We have two systems of thought (i) subconscious reactions that are based on semi-probabilistic associations, and (ii) conscious thinking that likes to have one model of the world and is really bad at probability. This is why we need to use mathematics and other explicit techniques to help us deal with probabilities.
Statistics both needs this mathematics of probability and an understanding of what it means in the real world. Understanding this means you don’t have to feel bad about finding stats hard (!), but also helps to find ways to make it easier.
Skinner’s famous experiments with pigeons showed how certain kinds of learning could be studied in terms of associations between stimuli and rewards. If you present a reward enough times with the behaviour you want, the pigeon will learn to do it even when the original reward no longer happens.
This low-level learning is semi-probabilistic in the sense that if rewards are more common the learning is faster or if rewards and penalties both happen at different frequencies, then you get a level of trade-off in the learning. At a cognitive level one can think of strengths of association being built up with rewards strengthening them and penalties inhibiting them.
This kind of learning is not quite a weighted sum of past experience: for example negative experiences typically count more than positive ones, and once a pattern is established it takes a lot to shift it. However, it is not so far from a probability estimate.
We humans share this subconscious learning processes with other animals, and at some periods this has been used explicitly in education. It is powerful and leads to very rapid reactions, but needs very large numbers of exposures to similar situations to establish memories.
Of course we are not just our subconscious! In addition we have conscious thinking and reasoning. This is powerful in that, amongst other things, we are able to learn from a single experience. Retrospectively we are able to retrieve even a single relevant past experience, compare it to what we are encountering now, and work what to do based on it.
This is very powerful, but unlike our more unconscious sea of overlapping memories and associations, our conscious mind is linear and is normally locked into a single model of the world1.
Because of this single model of the world this form of thinking is not so good at intuitively grasping probabilities, as is repeatedly evidenced by gambling behaviour and more broadly our assessment of risk.
One experiment uses cards with different coloured backs, red and blue2. In the experiment the cards are initially dealt to the subject face down and then turned over. Some cards have a rewards, “you have won £5”, other a penalty, “sorry you’ve lost half your winnings”. The cards differ in that one colour, let’s say blue, has more penalties, and the other a better balance of rewards.
After playing a while the subjects realise that the packs are different and can tell you which s better.

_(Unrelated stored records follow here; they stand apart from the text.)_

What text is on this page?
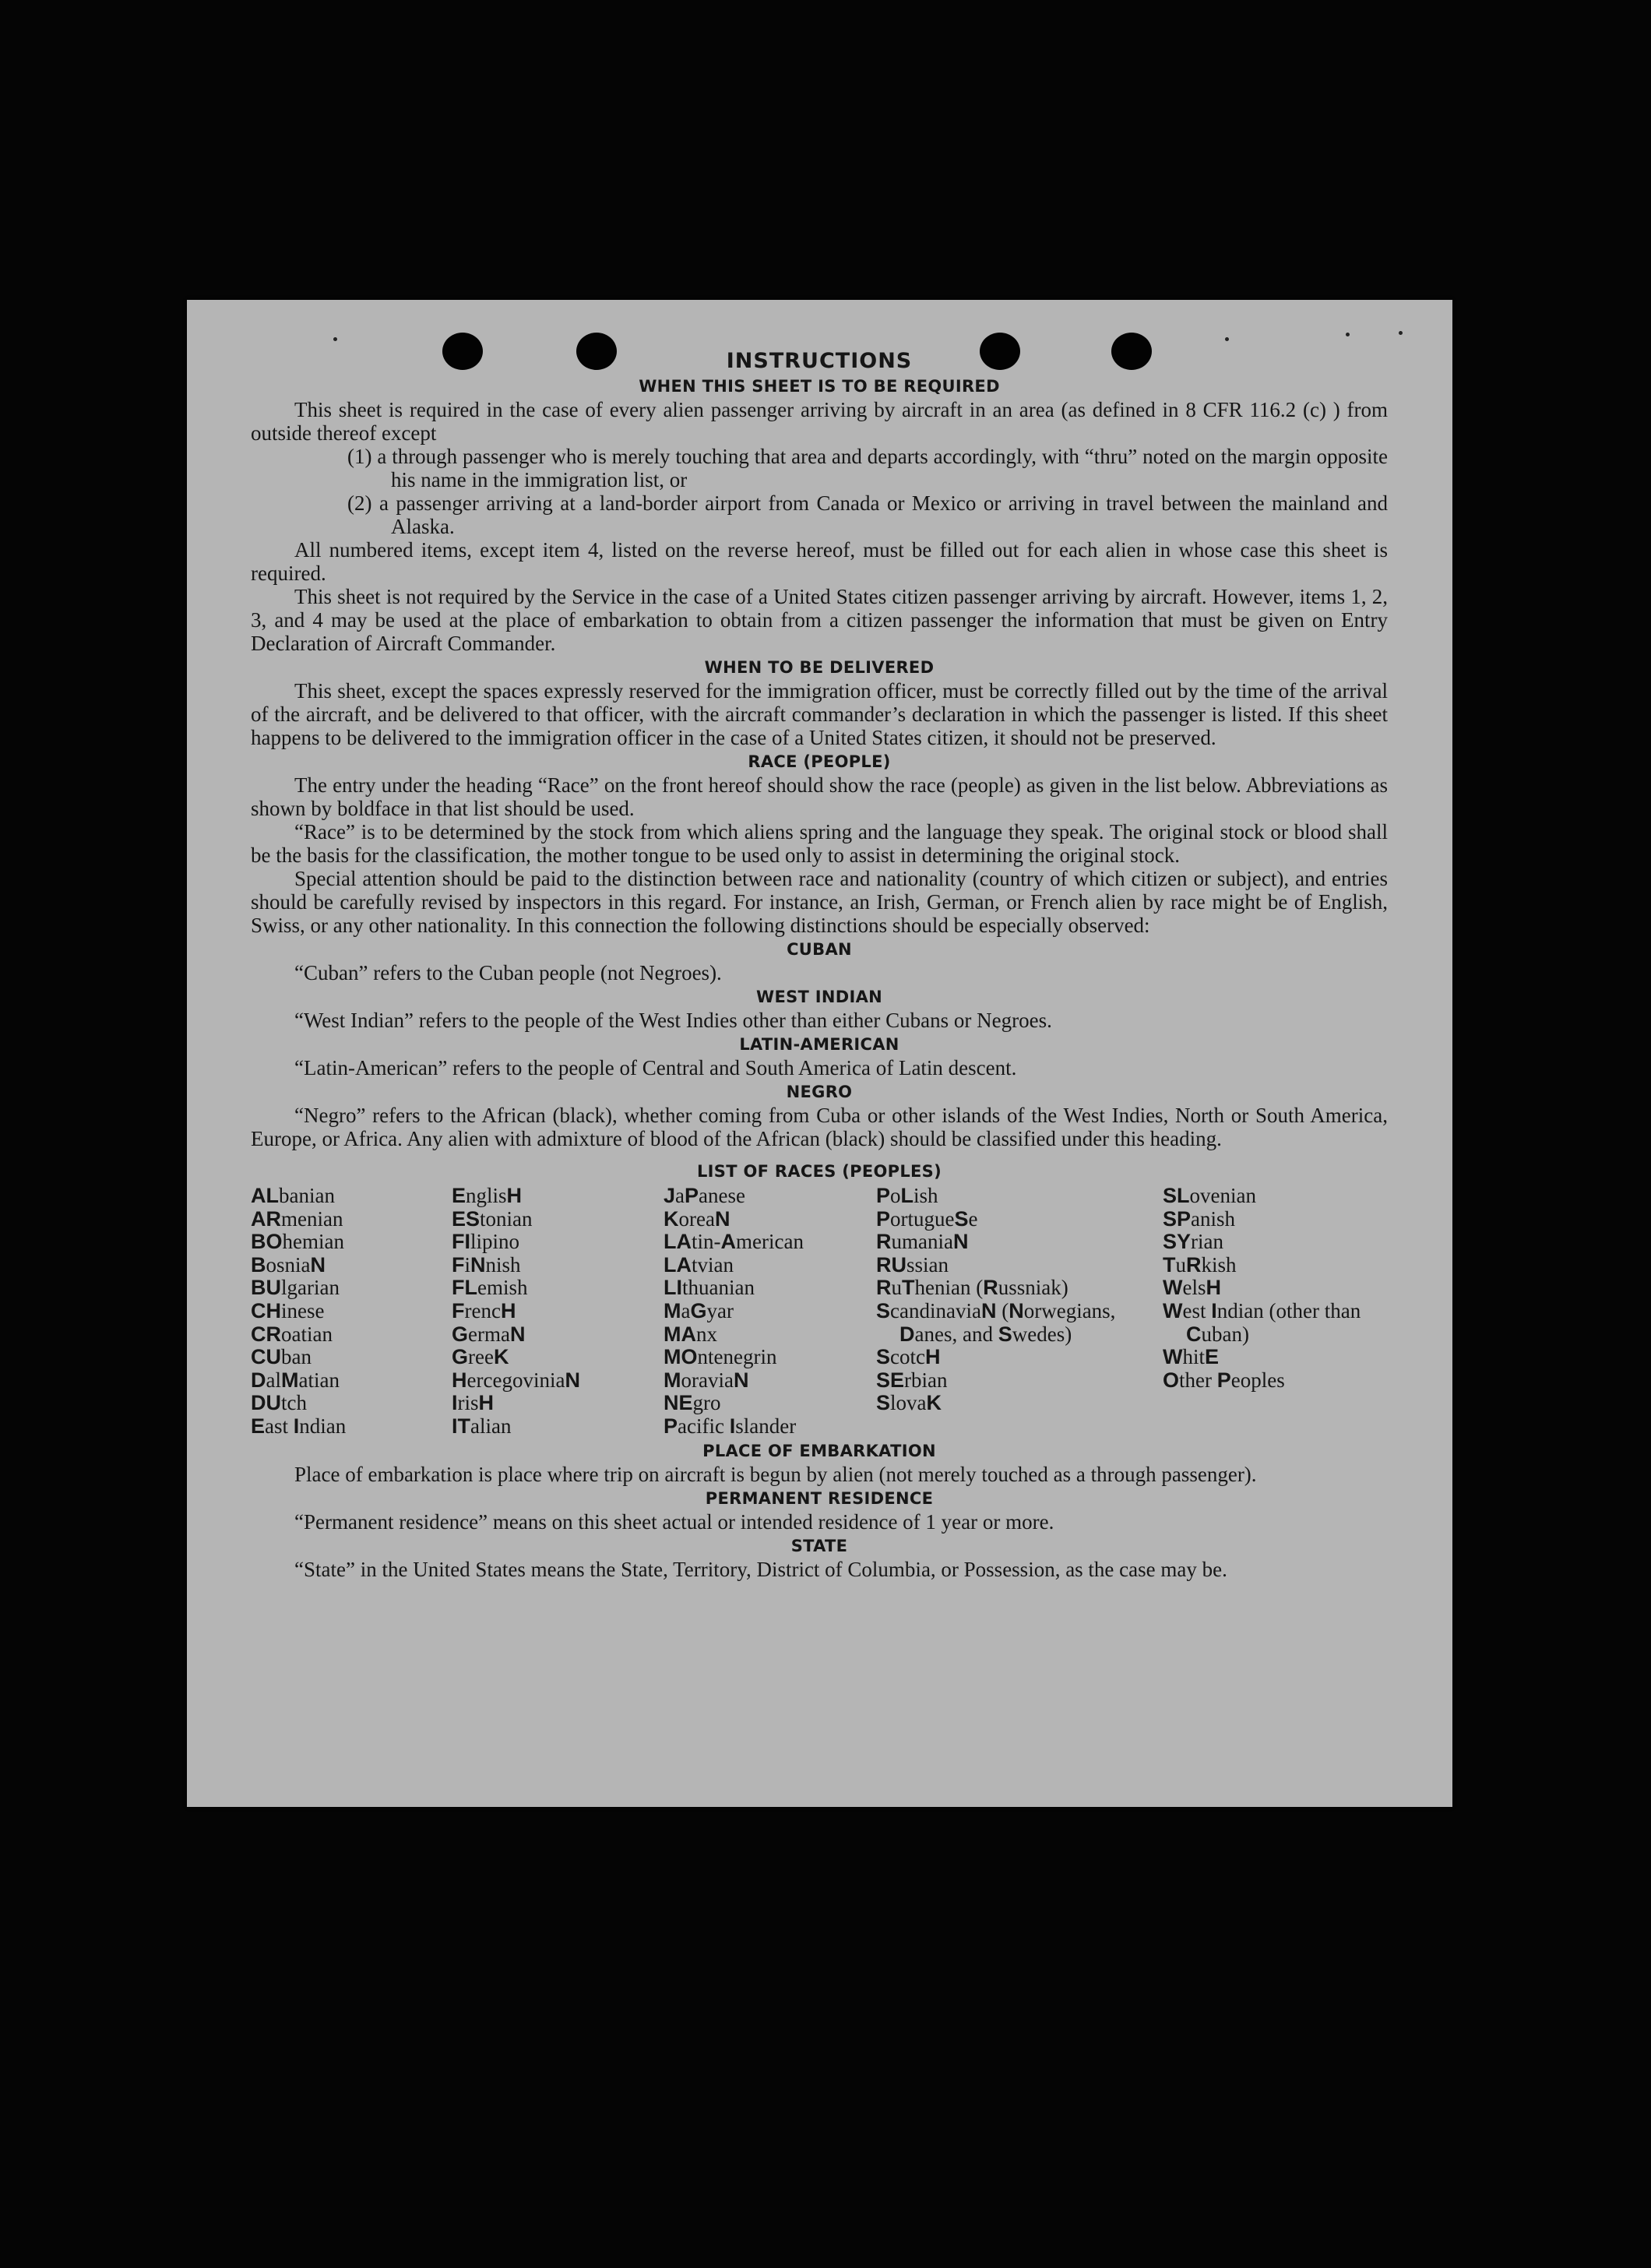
INSTRUCTIONS
WHEN THIS SHEET IS TO BE REQUIRED

This sheet is required in the case of every alien passenger arriving by aircraft in an area (as defined in 8 CFR 116.2 (c) ) from outside thereof except

(1) a through passenger who is merely touching that area and departs accordingly, with “thru” noted on the margin opposite his name in the immigration list, or

(2) a passenger arriving at a land-border airport from Canada or Mexico or arriving in travel between the mainland and Alaska.

All numbered items, except item 4, listed on the reverse hereof, must be filled out for each alien in whose case this sheet is required.

This sheet is not required by the Service in the case of a United States citizen passenger arriving by aircraft. However, items 1, 2, 3, and 4 may be used at the place of embarkation to obtain from a citizen passenger the information that must be given on Entry Declaration of Aircraft Commander.

WHEN TO BE DELIVERED

This sheet, except the spaces expressly reserved for the immigration officer, must be correctly filled out by the time of the arrival of the aircraft, and be delivered to that officer, with the aircraft commander’s declaration in which the passenger is listed. If this sheet happens to be delivered to the immigration officer in the case of a United States citizen, it should not be preserved.

RACE (PEOPLE)

The entry under the heading “Race” on the front hereof should show the race (people) as given in the list below. Abbreviations as shown by boldface in that list should be used.

“Race” is to be determined by the stock from which aliens spring and the language they speak. The original stock or blood shall be the basis for the classification, the mother tongue to be used only to assist in determining the original stock.

Special attention should be paid to the distinction between race and nationality (country of which citizen or subject), and entries should be carefully revised by inspectors in this regard. For instance, an Irish, German, or French alien by race might be of English, Swiss, or any other nationality. In this connection the following distinctions should be especially observed:

CUBAN

“Cuban” refers to the Cuban people (not Negroes).

WEST INDIAN

“West Indian” refers to the people of the West Indies other than either Cubans or Negroes.

LATIN-AMERICAN

“Latin-American” refers to the people of Central and South America of Latin descent.

NEGRO

“Negro” refers to the African (black), whether coming from Cuba or other islands of the West Indies, North or South America, Europe, or Africa. Any alien with admixture of blood of the African (black) should be classified under this heading.

LIST OF RACES (PEOPLES)
ALbanian
ARmenian
BOhemian
BosniaN
BUlgarian
CHinese
CRoatian
CUban
DalMatian
DUtch
East Indian
EnglisH
EStonian
FIlipino
FiNnish
FLemish
FrencH
GermaN
GreeK
HercegoviniaN
IrisH
ITalian
JaPanese
KoreaN
LAtin-American
LAtvian
LIthuanian
MaGyar
MAnx
MOntenegrin
MoraviaN
NEgro
Pacific Islander
PoLish
PortugueSe
RumaniaN
RUssian
RuThenian (Russniak)
ScandinaviaN (Norwegians, Danes, and Swedes)
ScotcH
SErbian
SlovaK
SLovenian
SPanish
SYrian
TuRkish
WelsH
West Indian (other than Cuban)
WhitE
Other Peoples
PLACE OF EMBARKATION

Place of embarkation is place where trip on aircraft is begun by alien (not merely touched as a through passenger).

PERMANENT RESIDENCE

“Permanent residence” means on this sheet actual or intended residence of 1 year or more.

STATE

“State” in the United States means the State, Territory, District of Columbia, or Possession, as the case may be.
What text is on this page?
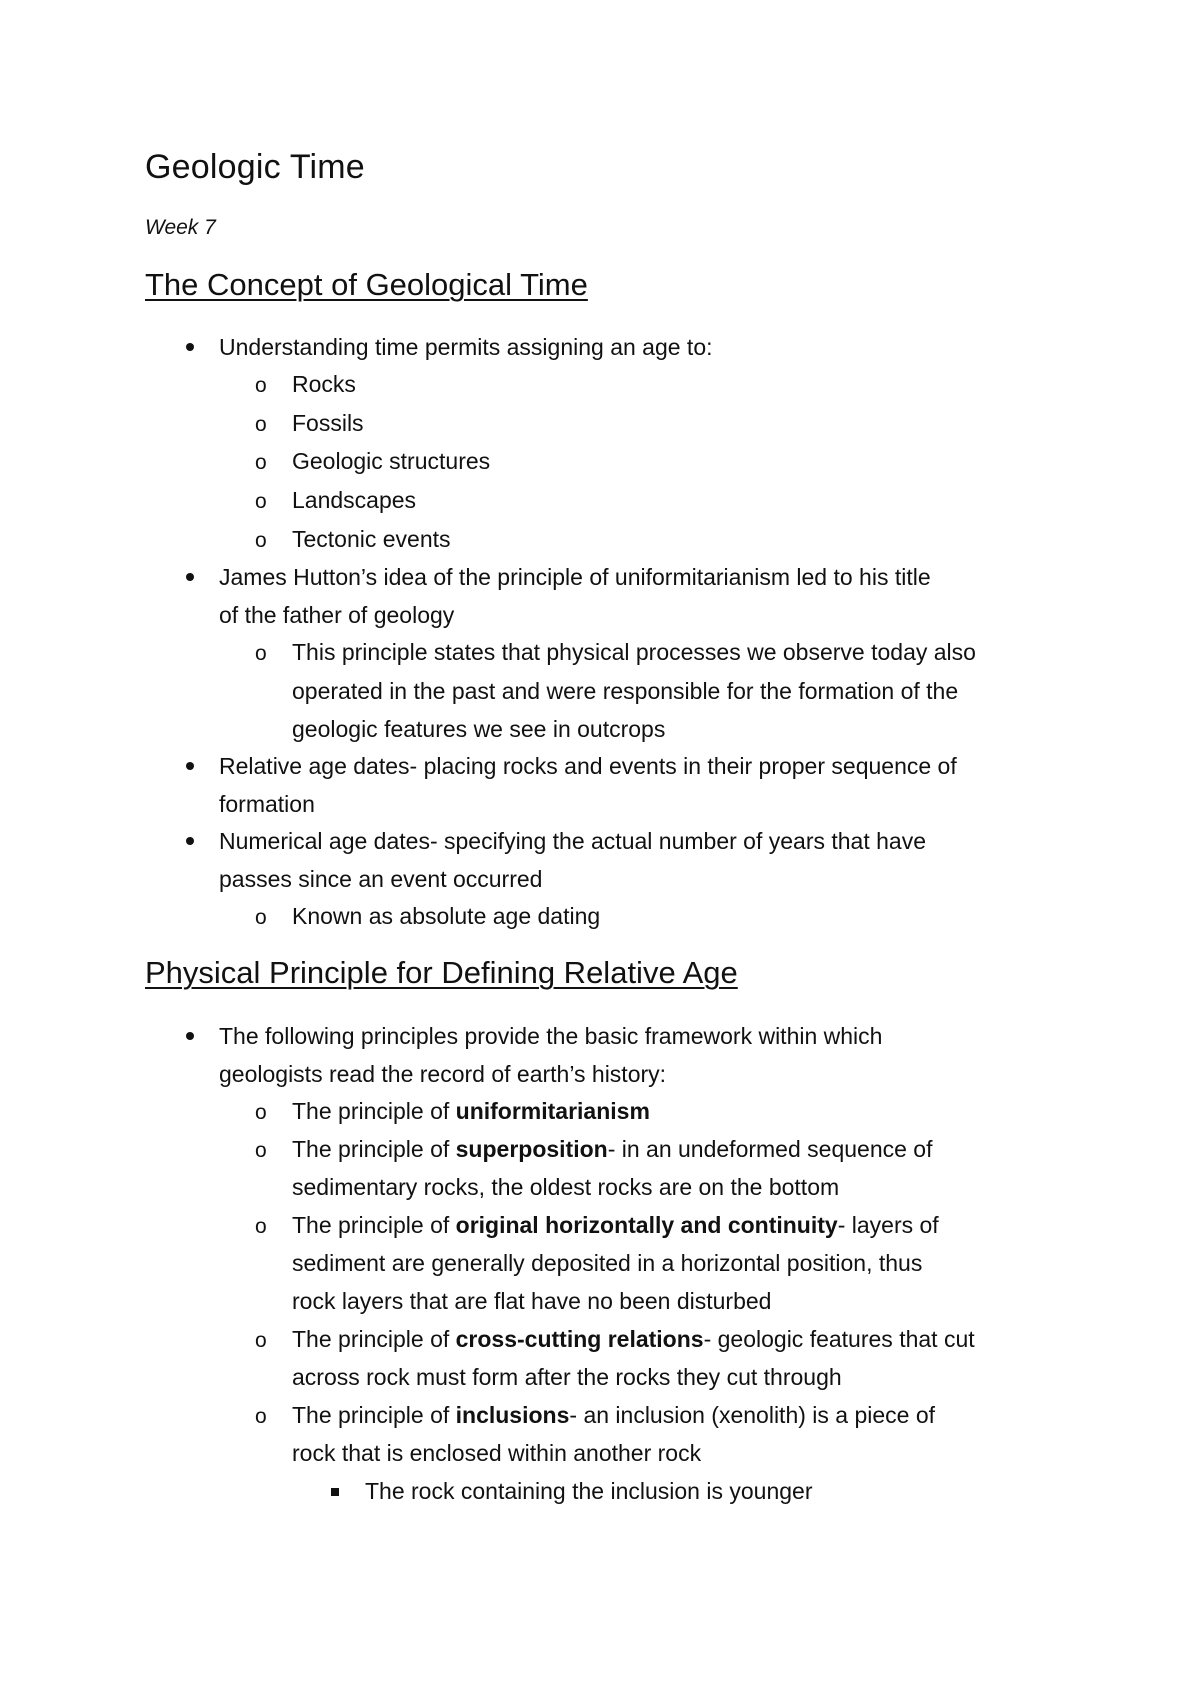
Geologic Time
Week 7
The Concept of Geological Time
Understanding time permits assigning an age to:
o Rocks
o Fossils
o Geologic structures
o Landscapes
o Tectonic events
James Hutton’s idea of the principle of uniformitarianism led to his title
of the father of geology
o This principle states that physical processes we observe today also
operated in the past and were responsible for the formation of the
geologic features we see in outcrops
Relative age dates- placing rocks and events in their proper sequence of
formation
Numerical age dates- specifying the actual number of years that have
passes since an event occurred
o Known as absolute age dating
Physical Principle for Defining Relative Age
The following principles provide the basic framework within which
geologists read the record of earth’s history:
o The principle of uniformitarianism
o The principle of superposition- in an undeformed sequence of
sedimentary rocks, the oldest rocks are on the bottom
o The principle of original horizontally and continuity- layers of
sediment are generally deposited in a horizontal position, thus
rock layers that are flat have no been disturbed
o The principle of cross-cutting relations- geologic features that cut
across rock must form after the rocks they cut through
o The principle of inclusions- an inclusion (xenolith) is a piece of
rock that is enclosed within another rock
The rock containing the inclusion is younger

However, the subjects are also wired up to a skin conductivity sensor as used in a lie detector. Well before they are able to say that one of the card colours is worse then the other they show a response on the sensor – that is subconsciously they know it is a bad card.
Although our conscious mind is not naturally good at dealing with probabilities , we are able to reason explicitly about them using mathematics. For example, if the subjects in the experiment had kept a tally of good and bad cards, they would have seen, in the numbers, that the red cards were better.
Some years ago, when I first was doing some statistical teaching I remember learning that statistics teaching was known to be particularly difficult. This is in part because it requires a combination of maths and real world thinking.
In statistics we use the explicit tallying of data and mathematical reasoning about probabilities to let is do quite complex reasoning from effects (measurements) back to causes (the real word phenomena that are being measured).
So you do need to feel reasonably comfortable with this mathematics.
However, even if you are a whizz at maths, if you can’t relate this back to understanding about the real world, you are also stuck. It is a bit like the applied maths problems where people get so lost in the maths that they forget the units: “the answer is 42” – but 42 what? 42 degrees centigrade, 42 metres, or 42 bananas?
On the whole those good at mathematics are not always good at relating their thinking back to the real world, and those of a more practical disposition not always best at maths – no wonder statistics is hard!
However, knowing this we can try to make things better.
In the “making sense of statistics” I am focusing more on those who have a reasonable sense of the practical issues and will try to explain some of the concepts that necessary without getting deep into the mathematics of how they are calculated … leave that to the computer!